Another identity of Honey is that it’s a popular money-saving service. It’s basically a web browser extension and tracks promo codes to save money for the consumers. Honey is a master at what it does. It routinely tries all the suitable promo codes for the costumers during checkout then selects the one that gives the most savings and applies it on the behalf of the costumers. This helps the shoppers feel more contented with their purchases and reduces shopping cart relinquishment.
Why would a company like PayPal go and spend this amount of money for a browser extension? Because in the long run, it will profit the company in many folds. First of all, Honey has 17 million active monthly users and it’s an incredible number for a browser extension. Moreover, it works with more than 30,000 online stores of different sorts, according to the PayPal press release. The press release also stated that Honey had shown 100 million USD in annual revenue in 2018 alone. And the growth rate of this profit is staggering 100% annually. PayPal intends to add Honey’s technology to its product line, increasing its reach to PayPal’s 300 million users.
PayPal will surely benefit from the addition of Honey to its system by combining shopping and rewards with payments. This will help both the companies to further simplify and personalize the shopping experience for the consumers. Given that PayPal already has 24 million online dealers on its book, its latest attainment will allow it to better mark and personalize experiences for clients the minute they arrive on a website.

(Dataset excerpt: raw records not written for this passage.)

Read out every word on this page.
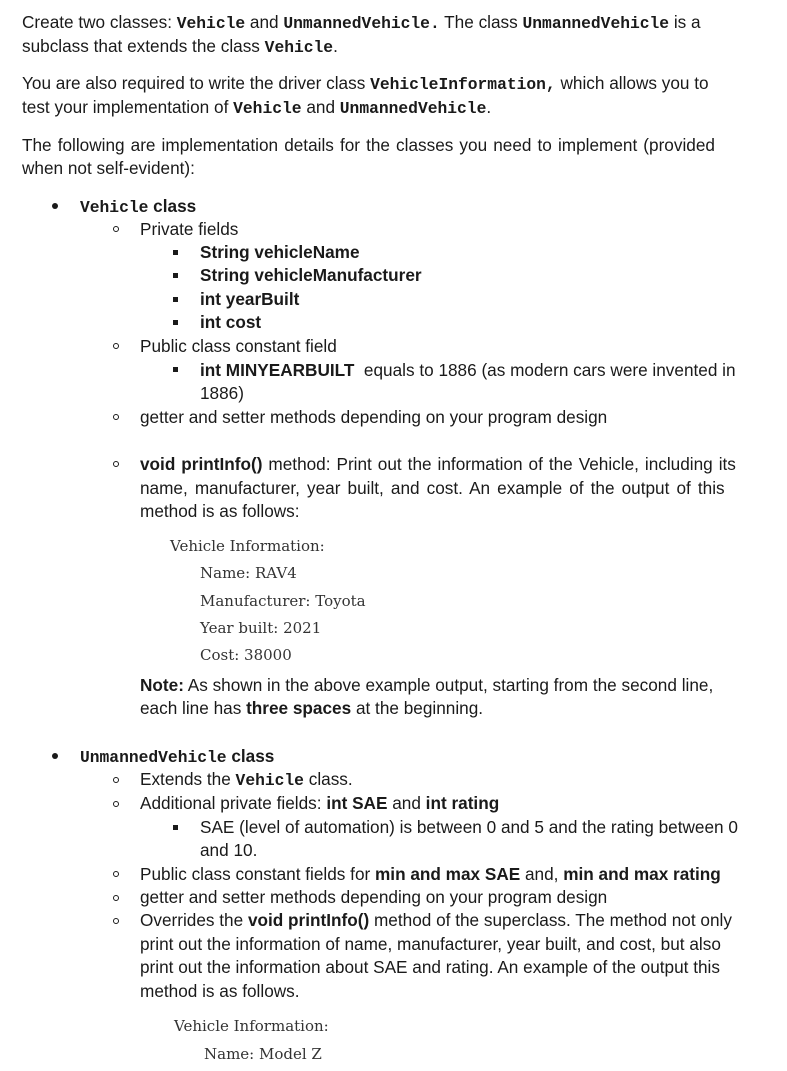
Create two classes: Vehicle and UnmannedVehicle. The class UnmannedVehicle is a
subclass that extends the class Vehicle.
You are also required to write the driver class VehicleInformation, which allows you to
test your implementation of Vehicle and UnmannedVehicle.
The following are implementation details for the classes you need to implement (provided
when not self-evident):
Vehicle class
Private fields
String vehicleName
String vehicleManufacturer
int yearBuilt
int cost
Public class constant field
int MINYEARBUILT  equals to 1886 (as modern cars were invented in
1886)
getter and setter methods depending on your program design
void printInfo() method: Print out the information of the Vehicle, including its
name, manufacturer, year built, and cost. An example of the output of this
method is as follows:
Vehicle Information:
Name: RAV4
Manufacturer: Toyota
Year built: 2021
Cost: 38000
Note: As shown in the above example output, starting from the second line,
each line has three spaces at the beginning.
UnmannedVehicle class
Extends the Vehicle class.
Additional private fields: int SAE and int rating
SAE (level of automation) is between 0 and 5 and the rating between 0
and 10.
Public class constant fields for min and max SAE and, min and max rating
getter and setter methods depending on your program design
Overrides the void printInfo() method of the superclass. The method not only
print out the information of name, manufacturer, year built, and cost, but also
print out the information about SAE and rating. An example of the output this
method is as follows.
Vehicle Information:
Name: Model Z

With companies like Apple, Goggle and Facebook moving further into payment space, capturing the attention of shoppers at the start of their visit rather than helping them pay for their goods at the end could give PayPal the catalyst it needs to become much more than just a payment company.
Whether the investment will work or not we will have to wait and see. But the initial signs are looking good for PayPal. They needed this step to bring something new in the payment market. As the competition is also increasing, this decision of PayPal has injected new blood within the company. At the end of the day, this competition is good for us, the consumers. The companies are trying their best to make our overall shopping experience smoother and more affordable. The upcoming holiday season will also benefit all the parties involved in this ecosystem from PayPal to retailers to consumers. I’m excited to shop in the coming days, are you?